Il n'est pas démontré que l'action de la société Tactica, qui a pu légitimement se méprendre sur la nature et la portée de ses droits, ait dégénéré en abus. La demande de dommages-intérêts sera donc rejetée.

Il serait en revanche inéquitable de laisser à la charge de la société Pâtisserie Masmoudi l'intégralité des frais, non compris dans les dépens, exposés par elle à l'occasion de la procédure d'appel en sorte qu'il lui sera alloué une somme supplémentaire de 3 000 euro en application de l'article 700 du Code de procédure civile.

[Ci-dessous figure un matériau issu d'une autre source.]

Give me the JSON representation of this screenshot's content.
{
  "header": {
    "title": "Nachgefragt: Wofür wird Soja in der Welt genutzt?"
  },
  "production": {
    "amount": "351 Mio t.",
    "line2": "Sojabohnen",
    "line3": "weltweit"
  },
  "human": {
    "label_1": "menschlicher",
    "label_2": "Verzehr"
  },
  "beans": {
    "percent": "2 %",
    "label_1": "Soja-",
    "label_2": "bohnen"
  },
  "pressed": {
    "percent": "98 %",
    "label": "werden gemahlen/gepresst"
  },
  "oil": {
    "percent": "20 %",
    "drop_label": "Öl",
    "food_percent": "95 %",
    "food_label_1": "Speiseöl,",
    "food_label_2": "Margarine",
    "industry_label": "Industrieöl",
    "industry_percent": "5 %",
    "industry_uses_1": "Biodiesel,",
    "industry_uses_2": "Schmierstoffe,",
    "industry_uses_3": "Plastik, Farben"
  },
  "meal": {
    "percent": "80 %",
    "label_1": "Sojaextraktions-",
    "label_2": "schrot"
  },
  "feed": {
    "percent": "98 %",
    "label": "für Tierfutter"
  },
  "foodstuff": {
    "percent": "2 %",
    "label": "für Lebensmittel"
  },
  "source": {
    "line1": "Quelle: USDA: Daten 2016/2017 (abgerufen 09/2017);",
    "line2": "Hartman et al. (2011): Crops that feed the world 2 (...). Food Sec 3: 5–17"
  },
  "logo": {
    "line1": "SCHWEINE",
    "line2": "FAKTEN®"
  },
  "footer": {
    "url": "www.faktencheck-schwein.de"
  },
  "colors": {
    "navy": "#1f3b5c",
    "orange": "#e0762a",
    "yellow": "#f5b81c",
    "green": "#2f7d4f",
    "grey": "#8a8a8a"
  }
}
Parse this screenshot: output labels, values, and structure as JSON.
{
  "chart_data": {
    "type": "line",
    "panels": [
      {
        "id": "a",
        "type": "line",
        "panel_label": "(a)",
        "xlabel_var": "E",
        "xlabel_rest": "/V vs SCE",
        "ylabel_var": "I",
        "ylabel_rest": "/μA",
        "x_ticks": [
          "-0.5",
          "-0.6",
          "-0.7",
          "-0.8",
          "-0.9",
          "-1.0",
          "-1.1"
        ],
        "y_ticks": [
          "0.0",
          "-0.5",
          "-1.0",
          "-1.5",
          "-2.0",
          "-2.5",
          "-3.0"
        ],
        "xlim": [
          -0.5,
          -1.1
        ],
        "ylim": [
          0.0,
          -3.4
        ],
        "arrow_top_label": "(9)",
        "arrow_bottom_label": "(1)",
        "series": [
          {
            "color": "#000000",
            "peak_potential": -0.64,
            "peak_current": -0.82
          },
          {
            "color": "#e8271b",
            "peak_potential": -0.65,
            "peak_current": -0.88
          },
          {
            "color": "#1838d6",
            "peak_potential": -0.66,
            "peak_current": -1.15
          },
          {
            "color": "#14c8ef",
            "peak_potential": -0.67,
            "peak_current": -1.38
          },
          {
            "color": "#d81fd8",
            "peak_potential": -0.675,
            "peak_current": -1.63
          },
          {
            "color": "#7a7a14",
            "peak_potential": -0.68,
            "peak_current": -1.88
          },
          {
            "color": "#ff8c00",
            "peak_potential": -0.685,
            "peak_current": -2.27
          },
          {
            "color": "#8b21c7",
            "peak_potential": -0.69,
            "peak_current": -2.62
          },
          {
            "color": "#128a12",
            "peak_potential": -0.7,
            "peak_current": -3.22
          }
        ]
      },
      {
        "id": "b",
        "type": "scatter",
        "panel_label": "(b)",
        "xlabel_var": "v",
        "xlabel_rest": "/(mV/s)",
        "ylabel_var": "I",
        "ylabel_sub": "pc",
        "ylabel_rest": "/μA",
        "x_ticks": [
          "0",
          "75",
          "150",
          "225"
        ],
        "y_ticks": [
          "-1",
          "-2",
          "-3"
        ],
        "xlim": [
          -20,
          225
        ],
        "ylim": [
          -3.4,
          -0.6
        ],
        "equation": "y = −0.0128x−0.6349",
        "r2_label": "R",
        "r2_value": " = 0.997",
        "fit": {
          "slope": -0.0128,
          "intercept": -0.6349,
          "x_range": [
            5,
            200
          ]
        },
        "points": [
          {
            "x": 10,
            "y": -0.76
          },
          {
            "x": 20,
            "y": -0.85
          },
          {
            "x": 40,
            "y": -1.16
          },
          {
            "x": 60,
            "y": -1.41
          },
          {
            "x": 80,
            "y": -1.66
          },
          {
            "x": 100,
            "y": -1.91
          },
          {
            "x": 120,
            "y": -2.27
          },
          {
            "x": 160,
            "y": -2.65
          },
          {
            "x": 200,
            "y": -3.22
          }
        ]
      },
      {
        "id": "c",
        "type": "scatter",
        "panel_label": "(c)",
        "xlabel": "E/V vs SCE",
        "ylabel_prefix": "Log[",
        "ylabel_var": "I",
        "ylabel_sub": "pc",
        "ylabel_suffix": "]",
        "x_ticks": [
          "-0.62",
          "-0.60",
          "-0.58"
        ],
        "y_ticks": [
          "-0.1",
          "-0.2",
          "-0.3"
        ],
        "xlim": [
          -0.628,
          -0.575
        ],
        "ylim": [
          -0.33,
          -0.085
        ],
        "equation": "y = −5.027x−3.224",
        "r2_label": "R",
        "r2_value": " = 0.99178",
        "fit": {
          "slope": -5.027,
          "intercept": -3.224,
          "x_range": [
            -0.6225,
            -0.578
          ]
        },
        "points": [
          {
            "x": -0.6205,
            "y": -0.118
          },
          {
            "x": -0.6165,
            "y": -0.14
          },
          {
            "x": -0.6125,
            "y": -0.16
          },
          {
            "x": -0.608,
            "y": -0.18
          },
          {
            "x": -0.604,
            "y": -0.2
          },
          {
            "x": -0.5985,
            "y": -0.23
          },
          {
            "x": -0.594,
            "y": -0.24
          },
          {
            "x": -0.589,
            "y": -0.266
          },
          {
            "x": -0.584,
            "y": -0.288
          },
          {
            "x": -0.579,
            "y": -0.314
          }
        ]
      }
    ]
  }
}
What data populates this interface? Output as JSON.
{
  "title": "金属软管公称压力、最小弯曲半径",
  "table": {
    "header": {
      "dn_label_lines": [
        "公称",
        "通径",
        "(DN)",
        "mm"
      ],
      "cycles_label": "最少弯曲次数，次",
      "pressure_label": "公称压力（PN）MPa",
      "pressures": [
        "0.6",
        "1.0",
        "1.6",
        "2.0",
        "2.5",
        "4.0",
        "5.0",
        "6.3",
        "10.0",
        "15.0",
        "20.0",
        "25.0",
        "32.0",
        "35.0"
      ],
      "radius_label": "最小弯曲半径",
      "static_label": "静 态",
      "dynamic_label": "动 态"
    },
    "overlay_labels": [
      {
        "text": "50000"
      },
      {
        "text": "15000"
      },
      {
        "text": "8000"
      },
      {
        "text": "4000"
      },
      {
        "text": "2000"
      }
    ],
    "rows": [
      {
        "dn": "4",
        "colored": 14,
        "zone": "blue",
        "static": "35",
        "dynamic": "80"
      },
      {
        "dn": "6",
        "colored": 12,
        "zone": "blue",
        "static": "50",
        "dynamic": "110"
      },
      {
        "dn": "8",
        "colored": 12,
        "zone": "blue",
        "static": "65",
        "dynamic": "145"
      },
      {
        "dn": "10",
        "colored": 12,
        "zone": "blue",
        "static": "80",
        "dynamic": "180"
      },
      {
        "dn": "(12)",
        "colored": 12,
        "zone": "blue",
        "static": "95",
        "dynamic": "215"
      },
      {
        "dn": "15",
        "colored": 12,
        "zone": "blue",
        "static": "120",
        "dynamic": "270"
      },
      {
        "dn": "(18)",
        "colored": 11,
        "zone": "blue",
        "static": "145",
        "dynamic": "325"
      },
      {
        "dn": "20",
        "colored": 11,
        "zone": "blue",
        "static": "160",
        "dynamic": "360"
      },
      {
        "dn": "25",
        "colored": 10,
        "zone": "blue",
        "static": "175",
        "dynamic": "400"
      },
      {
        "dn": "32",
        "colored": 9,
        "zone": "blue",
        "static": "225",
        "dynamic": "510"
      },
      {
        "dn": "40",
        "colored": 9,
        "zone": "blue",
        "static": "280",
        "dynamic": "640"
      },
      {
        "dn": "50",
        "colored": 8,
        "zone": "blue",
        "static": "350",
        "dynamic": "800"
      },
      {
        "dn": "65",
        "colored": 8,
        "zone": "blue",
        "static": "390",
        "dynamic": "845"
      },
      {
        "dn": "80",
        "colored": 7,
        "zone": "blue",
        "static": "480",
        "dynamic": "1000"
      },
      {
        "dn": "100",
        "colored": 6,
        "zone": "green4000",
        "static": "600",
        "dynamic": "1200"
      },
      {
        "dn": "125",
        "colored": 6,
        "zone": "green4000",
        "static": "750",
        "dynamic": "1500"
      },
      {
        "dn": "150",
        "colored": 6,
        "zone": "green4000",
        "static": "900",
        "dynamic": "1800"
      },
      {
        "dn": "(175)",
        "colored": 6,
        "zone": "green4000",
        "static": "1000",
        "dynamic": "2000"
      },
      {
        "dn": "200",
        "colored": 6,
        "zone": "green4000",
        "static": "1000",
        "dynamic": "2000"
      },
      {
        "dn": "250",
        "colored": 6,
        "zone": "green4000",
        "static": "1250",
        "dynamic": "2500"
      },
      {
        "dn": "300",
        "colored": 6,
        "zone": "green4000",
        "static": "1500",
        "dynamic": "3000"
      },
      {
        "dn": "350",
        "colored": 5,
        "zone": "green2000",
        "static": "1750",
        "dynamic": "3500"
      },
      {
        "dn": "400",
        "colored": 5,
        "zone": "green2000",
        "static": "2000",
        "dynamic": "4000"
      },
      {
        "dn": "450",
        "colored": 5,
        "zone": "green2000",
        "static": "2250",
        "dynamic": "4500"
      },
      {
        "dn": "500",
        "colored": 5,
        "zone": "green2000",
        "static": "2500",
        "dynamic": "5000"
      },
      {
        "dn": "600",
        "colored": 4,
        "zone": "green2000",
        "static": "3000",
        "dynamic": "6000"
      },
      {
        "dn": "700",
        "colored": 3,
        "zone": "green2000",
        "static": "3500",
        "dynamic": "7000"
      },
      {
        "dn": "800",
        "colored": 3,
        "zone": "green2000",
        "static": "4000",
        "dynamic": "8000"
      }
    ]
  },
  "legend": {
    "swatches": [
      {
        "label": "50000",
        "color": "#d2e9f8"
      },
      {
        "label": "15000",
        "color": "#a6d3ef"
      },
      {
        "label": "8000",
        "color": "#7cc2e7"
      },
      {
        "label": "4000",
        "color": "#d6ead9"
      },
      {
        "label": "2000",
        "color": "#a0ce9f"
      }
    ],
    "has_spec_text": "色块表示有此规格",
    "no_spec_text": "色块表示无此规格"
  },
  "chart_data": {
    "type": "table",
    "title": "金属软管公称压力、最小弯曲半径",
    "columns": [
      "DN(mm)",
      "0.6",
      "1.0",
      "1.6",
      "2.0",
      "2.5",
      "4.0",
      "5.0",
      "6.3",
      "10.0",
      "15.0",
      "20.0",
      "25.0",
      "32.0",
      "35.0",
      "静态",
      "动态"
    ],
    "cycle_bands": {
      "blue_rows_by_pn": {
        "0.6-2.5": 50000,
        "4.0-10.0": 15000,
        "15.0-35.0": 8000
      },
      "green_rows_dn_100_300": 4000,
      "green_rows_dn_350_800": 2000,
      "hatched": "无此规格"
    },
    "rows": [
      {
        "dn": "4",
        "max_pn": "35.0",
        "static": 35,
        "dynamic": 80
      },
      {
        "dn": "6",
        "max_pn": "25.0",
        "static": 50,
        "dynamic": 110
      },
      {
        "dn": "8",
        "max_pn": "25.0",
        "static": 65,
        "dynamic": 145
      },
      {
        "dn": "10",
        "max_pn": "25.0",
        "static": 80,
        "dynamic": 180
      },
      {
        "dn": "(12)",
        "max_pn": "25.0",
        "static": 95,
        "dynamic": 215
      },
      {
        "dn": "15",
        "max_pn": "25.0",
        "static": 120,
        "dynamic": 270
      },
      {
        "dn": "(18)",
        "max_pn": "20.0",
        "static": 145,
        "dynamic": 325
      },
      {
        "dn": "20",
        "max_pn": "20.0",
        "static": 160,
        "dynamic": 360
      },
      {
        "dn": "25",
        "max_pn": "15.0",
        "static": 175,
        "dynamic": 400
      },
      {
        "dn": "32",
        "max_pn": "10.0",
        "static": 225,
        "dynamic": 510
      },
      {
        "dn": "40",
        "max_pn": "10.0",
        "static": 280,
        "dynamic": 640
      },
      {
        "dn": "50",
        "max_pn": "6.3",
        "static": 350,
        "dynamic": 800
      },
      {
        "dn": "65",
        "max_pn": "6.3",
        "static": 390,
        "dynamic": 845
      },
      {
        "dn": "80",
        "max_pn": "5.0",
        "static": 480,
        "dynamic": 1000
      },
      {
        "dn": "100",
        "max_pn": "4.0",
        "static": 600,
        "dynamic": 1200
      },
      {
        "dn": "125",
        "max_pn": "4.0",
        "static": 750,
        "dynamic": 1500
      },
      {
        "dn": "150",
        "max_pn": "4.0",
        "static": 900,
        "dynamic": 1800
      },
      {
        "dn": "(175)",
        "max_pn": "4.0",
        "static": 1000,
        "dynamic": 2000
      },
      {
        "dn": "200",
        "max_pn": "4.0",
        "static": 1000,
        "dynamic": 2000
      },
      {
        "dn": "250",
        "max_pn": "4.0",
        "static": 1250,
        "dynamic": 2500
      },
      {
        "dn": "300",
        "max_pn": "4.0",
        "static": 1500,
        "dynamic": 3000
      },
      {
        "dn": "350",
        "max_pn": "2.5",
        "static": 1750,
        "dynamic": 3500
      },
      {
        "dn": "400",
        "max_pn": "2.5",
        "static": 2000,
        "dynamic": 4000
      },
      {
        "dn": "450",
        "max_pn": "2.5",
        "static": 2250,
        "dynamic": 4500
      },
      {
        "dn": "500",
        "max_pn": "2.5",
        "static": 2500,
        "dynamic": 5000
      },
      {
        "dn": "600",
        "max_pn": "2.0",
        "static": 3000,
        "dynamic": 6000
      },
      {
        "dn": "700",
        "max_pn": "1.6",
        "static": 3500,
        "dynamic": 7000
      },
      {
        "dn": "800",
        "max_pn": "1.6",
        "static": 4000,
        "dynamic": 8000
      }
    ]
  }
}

Par ces motifs: LA COUR, Confirme en toutes ses dispositions le jugement rendu le 12 juillet 2010 par le Tribunal de commerce de Nantes, sauf en ce qu'il a rejeté la demande de la société Tactica en paiement de la somme de 1 658 euro correspondant à sa facture du 16 mars 2007 reprise le 4 mars 2008 ; En conséquence, Y ajoutant Condamne la société Pâtisserie Masmoudi à payer à la société Tactica la somme de 1 658 euro au titre de la facture n° 583 du 16 mars 2007 ; Condamne la société Tactica à payer à la société Pâtisserie Masmoudi la somme complémentaire de 3 000 euro sur le fondement de l'article 700 du Code de procédure civile ; Déboute les parties de toutes autres demandes contraires ou plus amples ; Condamne la SARL Tactica aux dépens ; Accorde à la société civile professionnelle Guillou & Renaudin, avoués associés, le bénéfice des dispositions de l'article 699 du Code de procédure civile.